Saint John Energy, the municipal utility that sells electricity to residents of greater Saint John, is partnering with several innovation-driven companies in the region with the goal of improving service and profitability.

In November, the company announced it is working with the Liveable Cities division of Halifax-based LED Roadway Lighting on a project that would install sensors in LED streetlights in 10 locations in the city to monitor traffic. The goal is to understand the speed at which cars pass the locations to improve the safety regulations.

Vice-President Ryan Mitchell said in an interview that Job 1 for Saint John Energy is to provide power for its roughly 36,000 customers at the best rates possible. The company wants to work with innovators with the goal of providing better service to its customers, improving profits and battling climate change.

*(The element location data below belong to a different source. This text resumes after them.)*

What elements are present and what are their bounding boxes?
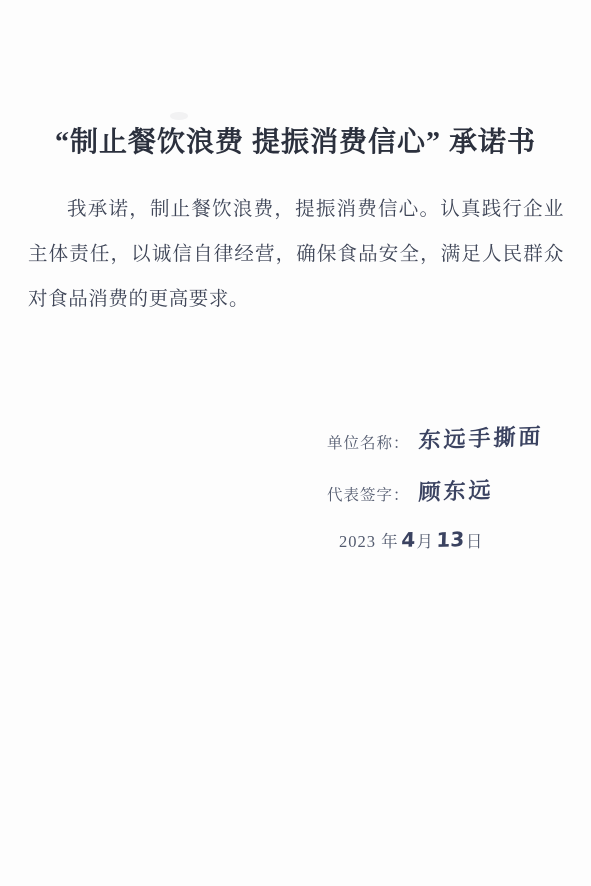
scan-artifact	[170, 112, 188, 120]
date-day-handwritten: 13	[436, 527, 465, 552]
company-name-label: 单位名称：	[327, 431, 410, 453]
date-month-handwritten: 4	[401, 527, 416, 552]
date-year-printed: 2023 年	[339, 528, 399, 552]
signature-block: 单位名称： 东远手撕面 代表签字： 顾东远 2023 年 4 月 13 日	[327, 424, 567, 558]
date-day-unit: 日	[466, 528, 484, 552]
company-name-handwritten: 东远手撕面	[418, 420, 544, 455]
document-page: “制止餐饮浪费 提振消费信心” 承诺书 我承诺，制止餐饮浪费，提振消费信心。认真…	[0, 0, 591, 886]
pledge-paragraph: 我承诺，制止餐饮浪费，提振消费信心。认真践行企业主体责任，以诚信自律经营，确保食…	[28, 187, 564, 322]
date-row: 2023 年 4 月 13 日	[339, 528, 567, 558]
representative-signature-row: 代表签字： 顾东远	[327, 476, 567, 506]
date-month-unit: 月	[417, 528, 435, 552]
representative-signature-handwritten: 顾东远	[418, 473, 494, 507]
representative-label: 代表签字：	[327, 483, 410, 505]
company-name-row: 单位名称： 东远手撕面	[327, 424, 567, 454]
document-title: “制止餐饮浪费 提振消费信心” 承诺书	[0, 120, 591, 160]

“We have to do it cautiously because our core business is Priority No. 1,” said Mitchell. “Saint John Energy has been in business for 98 years. We do have a vision that we will be regarded as one of the most innovative utilities in the country by the time we turn 100.”

The LED Roadway project came about earlier this year when the federal government provided funding to use streetlights as bases for collecting data in a smart city project.

“It is still a relatively modest pilot where we’re deploying in 10 locations,” said Mitchell. “In each location, there’s a radar sensor to collect data 24/7 to determine traffic patterns, speed of the vehicles, etc.”

He added that the utility has received no complaints about privacy because the sensors do not record licence numbers or identify the vehicles. They only keep aggregated data on traffic speeds for a safety analysis.

“Liveable Cities' speed sensor technology provides a tool that can be quickly and efficiently deployed to address traffic safety and speeding concerns in our communities,” Jeff Libis, Vice President of Sales at Liveable Cities, said in a statement. “The actionable data obtained from our sensor solutions will better inform municipal decisions and reassure citizens that concrete actions are being taken to promote safer communities.”

Mitchell said there are 9,000 streetlights in Saint John and he sees them as valuable assets for collecting data and developing a smart city – that is, an urban area that uses data analytics and digital tools to improve living standards.

Saint John Energy is working with partners on a number of innovation projects, from its participation in smart grid initiatives to its work with startups. For example, the utility and Fredericton-based Stash Energy have partnered to bring smart, thermal storage heat pumps to as many as 50 Saint John homes over two years.

Saint John Energy is also collaborating with MNP, the national accounting and consulting firm that bought T4G this year, to mine data and gain greater insights into customers’ energy use. And it received $495,000 from the federal government this year to help build 99 electric vehicle fast chargers across the Maritimes.

In most of the these projects, the goal is to improve services for clients and also to battle climate change.

Said Mitchell: “What we see and what’ve heard from our customers is that they want Saint John Energy to keep energy costs low, but they’re concerned about the environment and they want Saint John Energy to look into ways to help them participate in solutions to environmental problems.”